We see more disadvantages than advantages to castration. Castration results in many different side effects for your male dog, and we believe that careful consideration should be given before undergoing castration. Read on for more information.

Castration: What to Consider

If you are considering castrating your male dog, there are several things you should take into account in order to avoid unnecessary side effects and challenges. When a male dog is castrated, there are often noticeable changes in the dog. These can include:

  • Changes in the coat. In particular, some breeds will have their coat damaged because the undercoat will grow wildly. This is seen in Cavalier King Charles Spaniels.
  • Changes in the dog’s character: Insecurity, anxiety, fixation on maturity, metabolism
  • Nervousness and aggression
  • Increased appetite
  • Male dogs change their scent after castration, which makes other dogs more curious as they smell like a female dog in heat. This can cause challenges when it comes to socializing. No dog likes it when another dog smells different for a long time. The tolerance threshold is thus shortened for the dog that is no longer intact.

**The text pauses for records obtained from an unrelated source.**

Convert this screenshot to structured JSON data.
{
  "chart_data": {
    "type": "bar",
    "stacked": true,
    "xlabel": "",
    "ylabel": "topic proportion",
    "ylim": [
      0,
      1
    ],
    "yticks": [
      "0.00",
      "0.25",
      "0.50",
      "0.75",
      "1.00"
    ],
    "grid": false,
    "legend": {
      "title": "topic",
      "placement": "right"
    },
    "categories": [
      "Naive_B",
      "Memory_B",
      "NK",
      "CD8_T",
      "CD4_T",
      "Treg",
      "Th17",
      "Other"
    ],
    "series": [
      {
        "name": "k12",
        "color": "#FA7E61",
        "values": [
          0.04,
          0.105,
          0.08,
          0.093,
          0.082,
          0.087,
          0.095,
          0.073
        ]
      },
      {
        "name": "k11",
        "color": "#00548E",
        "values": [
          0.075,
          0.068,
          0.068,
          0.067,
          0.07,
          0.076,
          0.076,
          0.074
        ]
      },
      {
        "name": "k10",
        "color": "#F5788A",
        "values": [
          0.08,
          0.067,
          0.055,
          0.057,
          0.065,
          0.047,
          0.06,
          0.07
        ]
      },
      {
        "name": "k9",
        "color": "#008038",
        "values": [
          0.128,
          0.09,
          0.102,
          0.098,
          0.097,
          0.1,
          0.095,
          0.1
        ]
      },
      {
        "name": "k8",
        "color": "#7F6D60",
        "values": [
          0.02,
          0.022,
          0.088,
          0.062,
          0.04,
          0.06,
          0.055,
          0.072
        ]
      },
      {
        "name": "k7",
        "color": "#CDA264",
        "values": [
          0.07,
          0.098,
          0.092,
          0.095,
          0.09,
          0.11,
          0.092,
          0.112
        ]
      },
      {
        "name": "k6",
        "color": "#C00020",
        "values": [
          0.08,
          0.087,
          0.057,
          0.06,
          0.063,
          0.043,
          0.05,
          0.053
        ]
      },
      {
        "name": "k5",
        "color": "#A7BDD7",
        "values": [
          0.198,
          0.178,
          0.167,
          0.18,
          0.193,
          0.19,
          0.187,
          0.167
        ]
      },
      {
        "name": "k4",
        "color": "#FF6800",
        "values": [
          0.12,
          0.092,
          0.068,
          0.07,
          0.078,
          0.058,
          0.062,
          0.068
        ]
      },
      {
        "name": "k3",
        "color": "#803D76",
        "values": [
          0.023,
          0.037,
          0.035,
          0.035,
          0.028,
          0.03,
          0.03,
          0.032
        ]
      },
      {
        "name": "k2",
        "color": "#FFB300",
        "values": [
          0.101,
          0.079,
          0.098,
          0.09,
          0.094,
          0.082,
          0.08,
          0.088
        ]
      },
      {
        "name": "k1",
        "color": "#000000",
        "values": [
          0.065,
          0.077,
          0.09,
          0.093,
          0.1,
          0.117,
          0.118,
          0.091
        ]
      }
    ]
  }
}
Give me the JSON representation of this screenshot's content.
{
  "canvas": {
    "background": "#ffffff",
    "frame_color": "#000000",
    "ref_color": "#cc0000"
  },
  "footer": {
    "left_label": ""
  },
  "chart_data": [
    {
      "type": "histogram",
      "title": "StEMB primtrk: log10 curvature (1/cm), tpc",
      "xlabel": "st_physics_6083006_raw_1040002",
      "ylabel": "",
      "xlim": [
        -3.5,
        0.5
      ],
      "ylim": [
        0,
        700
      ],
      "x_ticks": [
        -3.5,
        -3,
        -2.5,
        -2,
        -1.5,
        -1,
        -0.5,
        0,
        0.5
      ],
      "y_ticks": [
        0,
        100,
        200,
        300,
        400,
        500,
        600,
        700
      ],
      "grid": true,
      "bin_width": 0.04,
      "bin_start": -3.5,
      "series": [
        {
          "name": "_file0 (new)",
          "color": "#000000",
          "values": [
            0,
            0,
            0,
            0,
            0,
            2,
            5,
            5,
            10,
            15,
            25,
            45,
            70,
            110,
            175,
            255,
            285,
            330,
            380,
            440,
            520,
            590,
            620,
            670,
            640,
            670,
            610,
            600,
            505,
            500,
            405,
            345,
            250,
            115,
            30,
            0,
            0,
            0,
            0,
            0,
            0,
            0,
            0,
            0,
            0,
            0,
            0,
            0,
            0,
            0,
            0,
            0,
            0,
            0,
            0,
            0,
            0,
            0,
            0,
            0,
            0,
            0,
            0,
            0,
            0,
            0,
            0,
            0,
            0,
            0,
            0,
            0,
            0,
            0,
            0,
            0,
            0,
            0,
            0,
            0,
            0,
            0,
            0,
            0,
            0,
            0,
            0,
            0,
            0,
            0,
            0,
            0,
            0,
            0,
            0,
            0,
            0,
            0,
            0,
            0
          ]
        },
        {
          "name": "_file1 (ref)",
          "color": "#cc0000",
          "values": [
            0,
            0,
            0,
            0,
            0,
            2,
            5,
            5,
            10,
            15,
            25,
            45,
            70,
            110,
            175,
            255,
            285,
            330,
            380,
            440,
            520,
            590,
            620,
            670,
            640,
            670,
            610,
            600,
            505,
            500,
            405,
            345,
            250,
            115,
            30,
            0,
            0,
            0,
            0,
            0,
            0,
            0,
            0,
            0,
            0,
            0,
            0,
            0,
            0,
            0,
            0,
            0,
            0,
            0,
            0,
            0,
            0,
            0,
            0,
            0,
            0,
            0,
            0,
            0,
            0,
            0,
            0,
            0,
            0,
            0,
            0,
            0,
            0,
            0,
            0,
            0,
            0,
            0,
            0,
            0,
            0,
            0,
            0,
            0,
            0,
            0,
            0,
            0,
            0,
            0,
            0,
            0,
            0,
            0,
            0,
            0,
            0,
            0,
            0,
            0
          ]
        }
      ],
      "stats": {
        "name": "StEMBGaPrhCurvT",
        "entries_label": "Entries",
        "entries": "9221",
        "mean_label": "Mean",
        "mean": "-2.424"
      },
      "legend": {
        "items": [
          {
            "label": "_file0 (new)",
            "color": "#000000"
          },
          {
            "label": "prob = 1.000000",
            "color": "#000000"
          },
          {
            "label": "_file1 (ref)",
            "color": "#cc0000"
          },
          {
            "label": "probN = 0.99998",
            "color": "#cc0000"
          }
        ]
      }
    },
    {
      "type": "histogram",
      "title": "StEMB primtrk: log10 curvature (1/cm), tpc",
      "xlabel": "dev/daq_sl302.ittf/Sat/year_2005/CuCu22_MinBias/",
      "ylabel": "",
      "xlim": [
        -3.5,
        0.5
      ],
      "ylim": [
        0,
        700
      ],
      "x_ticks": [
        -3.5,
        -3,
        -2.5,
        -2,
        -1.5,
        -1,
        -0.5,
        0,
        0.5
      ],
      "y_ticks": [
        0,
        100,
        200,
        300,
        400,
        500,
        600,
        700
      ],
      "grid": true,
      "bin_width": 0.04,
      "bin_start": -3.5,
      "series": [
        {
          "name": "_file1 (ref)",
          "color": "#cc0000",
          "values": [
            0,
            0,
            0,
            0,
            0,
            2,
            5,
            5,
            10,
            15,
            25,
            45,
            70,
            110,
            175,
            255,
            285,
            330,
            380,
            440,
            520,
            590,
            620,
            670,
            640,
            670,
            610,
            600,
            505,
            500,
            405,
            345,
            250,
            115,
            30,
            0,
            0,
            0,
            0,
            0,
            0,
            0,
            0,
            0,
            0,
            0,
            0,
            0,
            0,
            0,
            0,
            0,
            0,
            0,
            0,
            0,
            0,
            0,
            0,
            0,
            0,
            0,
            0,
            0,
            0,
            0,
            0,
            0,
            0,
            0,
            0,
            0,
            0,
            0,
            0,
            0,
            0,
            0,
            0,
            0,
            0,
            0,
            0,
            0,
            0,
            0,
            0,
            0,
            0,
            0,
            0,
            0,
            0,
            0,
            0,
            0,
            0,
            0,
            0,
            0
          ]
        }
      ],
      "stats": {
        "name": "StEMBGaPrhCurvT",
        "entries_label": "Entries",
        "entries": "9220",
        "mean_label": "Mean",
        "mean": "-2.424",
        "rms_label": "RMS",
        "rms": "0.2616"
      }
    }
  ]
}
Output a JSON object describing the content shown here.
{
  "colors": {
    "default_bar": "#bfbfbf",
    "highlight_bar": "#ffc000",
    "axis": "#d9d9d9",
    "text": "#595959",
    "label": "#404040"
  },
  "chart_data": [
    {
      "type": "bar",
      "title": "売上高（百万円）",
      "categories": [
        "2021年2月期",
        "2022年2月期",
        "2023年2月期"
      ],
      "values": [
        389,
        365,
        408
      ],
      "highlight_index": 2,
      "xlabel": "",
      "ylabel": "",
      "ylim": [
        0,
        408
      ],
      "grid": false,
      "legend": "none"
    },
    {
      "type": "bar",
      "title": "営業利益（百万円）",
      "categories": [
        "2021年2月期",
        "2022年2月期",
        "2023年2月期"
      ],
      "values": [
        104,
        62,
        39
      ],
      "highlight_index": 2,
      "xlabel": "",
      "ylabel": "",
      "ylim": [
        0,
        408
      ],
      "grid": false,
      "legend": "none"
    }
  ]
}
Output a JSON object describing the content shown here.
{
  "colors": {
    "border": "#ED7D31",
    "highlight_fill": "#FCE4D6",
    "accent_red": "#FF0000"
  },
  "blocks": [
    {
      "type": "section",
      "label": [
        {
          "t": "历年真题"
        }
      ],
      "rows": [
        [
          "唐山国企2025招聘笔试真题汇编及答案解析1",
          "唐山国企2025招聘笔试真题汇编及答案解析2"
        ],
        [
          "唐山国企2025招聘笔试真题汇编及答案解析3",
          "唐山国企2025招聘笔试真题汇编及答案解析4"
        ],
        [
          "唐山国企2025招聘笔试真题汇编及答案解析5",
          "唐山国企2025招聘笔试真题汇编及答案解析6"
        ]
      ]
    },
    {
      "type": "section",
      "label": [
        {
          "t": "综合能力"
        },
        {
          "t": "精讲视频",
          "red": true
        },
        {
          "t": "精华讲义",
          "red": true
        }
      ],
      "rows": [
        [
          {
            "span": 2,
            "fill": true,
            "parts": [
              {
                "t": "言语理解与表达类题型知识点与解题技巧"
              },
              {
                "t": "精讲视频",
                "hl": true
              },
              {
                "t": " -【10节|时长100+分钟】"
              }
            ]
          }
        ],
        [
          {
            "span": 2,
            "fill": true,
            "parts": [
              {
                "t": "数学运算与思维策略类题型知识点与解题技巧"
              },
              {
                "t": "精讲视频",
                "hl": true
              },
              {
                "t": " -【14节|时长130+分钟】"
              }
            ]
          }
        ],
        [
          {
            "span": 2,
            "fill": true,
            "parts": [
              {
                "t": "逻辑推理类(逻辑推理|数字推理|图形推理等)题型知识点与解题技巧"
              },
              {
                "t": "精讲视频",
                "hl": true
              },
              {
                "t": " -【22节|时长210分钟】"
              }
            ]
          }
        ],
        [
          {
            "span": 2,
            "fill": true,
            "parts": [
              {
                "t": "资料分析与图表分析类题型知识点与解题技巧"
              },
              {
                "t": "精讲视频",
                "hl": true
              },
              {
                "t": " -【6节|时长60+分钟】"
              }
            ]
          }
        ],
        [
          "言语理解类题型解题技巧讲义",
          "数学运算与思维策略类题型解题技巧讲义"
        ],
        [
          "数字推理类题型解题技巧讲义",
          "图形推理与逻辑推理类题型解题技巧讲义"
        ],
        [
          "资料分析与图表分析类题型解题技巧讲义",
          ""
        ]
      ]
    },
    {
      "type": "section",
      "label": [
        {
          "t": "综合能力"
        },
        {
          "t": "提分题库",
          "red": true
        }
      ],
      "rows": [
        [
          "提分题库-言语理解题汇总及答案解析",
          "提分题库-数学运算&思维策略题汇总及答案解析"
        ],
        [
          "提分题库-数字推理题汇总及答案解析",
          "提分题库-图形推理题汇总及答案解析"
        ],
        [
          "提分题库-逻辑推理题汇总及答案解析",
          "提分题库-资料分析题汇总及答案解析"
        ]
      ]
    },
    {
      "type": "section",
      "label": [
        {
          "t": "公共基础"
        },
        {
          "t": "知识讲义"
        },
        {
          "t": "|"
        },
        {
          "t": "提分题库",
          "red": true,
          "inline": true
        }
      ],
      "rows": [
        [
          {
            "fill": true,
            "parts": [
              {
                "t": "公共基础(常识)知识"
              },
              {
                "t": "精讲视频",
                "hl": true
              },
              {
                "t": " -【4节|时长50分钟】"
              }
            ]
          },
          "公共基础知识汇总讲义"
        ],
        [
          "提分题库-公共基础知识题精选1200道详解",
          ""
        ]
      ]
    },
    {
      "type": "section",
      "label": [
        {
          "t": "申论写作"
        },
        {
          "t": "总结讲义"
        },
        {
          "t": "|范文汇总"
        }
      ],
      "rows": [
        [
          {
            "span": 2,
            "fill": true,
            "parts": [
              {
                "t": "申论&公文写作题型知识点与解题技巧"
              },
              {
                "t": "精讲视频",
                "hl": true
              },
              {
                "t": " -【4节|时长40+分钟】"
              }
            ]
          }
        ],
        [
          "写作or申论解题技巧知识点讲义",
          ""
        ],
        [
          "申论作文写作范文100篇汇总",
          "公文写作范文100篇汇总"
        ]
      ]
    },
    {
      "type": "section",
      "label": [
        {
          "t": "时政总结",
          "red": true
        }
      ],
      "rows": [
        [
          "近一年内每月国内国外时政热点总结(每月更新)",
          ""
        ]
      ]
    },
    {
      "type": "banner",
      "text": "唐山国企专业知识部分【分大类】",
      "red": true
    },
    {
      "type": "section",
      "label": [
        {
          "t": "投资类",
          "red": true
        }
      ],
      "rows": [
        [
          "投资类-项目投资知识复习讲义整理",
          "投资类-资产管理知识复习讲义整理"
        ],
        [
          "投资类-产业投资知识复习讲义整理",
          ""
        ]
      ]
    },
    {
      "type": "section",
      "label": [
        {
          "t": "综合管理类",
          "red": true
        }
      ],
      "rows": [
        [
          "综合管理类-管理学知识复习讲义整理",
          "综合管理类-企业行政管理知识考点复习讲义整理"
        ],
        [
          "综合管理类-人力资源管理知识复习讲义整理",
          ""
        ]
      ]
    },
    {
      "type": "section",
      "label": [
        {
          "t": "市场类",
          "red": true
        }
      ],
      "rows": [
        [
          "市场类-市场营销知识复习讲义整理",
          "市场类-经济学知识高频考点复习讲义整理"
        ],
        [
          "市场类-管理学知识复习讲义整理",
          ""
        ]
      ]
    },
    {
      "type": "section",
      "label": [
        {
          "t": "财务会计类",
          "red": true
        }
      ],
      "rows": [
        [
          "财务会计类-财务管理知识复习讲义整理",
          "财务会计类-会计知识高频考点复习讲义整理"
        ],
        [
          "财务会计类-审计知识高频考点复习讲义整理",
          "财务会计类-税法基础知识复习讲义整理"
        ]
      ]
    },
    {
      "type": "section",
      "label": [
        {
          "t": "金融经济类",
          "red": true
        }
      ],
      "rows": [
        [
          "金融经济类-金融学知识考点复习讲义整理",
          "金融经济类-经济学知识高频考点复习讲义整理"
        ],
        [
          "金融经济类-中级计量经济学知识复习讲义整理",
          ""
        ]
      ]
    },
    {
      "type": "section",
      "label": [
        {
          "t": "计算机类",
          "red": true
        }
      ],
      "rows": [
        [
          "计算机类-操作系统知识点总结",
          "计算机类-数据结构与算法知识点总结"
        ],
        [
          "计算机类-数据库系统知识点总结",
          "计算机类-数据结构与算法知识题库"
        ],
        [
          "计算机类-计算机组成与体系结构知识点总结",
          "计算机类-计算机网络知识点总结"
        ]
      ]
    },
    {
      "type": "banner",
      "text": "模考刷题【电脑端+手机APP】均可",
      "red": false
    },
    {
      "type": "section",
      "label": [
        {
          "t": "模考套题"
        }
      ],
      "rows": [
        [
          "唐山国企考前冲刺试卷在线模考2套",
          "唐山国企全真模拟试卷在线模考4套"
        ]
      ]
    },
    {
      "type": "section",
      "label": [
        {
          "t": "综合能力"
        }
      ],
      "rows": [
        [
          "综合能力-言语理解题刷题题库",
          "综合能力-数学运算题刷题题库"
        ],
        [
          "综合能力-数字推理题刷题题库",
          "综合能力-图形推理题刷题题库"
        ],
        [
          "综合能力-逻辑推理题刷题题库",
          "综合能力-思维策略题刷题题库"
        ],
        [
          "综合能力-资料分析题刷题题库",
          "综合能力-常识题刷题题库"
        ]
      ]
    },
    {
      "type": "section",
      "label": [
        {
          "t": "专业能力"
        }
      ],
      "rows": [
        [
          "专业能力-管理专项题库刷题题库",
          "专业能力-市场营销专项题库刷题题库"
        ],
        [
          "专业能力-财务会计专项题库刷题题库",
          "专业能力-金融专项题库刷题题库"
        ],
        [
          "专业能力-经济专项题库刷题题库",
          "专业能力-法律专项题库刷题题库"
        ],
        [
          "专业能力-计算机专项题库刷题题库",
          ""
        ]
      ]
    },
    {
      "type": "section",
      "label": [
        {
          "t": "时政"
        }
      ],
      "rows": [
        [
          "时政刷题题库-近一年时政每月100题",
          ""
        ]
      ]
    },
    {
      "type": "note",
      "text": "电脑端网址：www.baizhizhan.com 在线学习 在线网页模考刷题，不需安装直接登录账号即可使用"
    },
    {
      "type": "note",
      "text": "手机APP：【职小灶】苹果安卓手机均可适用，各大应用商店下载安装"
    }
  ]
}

We believe that castration only affects the drive of female dogs in heat, as the male dog will eventually lose interest after castration. In this context, it also helps with the dog’s markings – urine marking – as the testosterone disappears. With training, the dog’s need for marking can be trained away from the start, so male dogs do not increase their testosterone by constantly marking. You can actually tone down the hormonal drives so that your male dog becomes a good, polite family dog.

If your dog is going to be castrated, it is extremely important that it is fully developed. Small breeds should be at least 2 1/2 years old before castration, while large breeds should be at least 3-4 years old. This can help reduce the side effects described, but not avoid them altogether. With our training, you can avoid a large, strong hormonal bomb that is only controlled by its genetic drives, which are present in all male dogs. We recommend training and a good amount of patience instead of castration. Think twice about whether it is worth performing a “violent” procedure that can have an impact on your dog’s well-being in the future.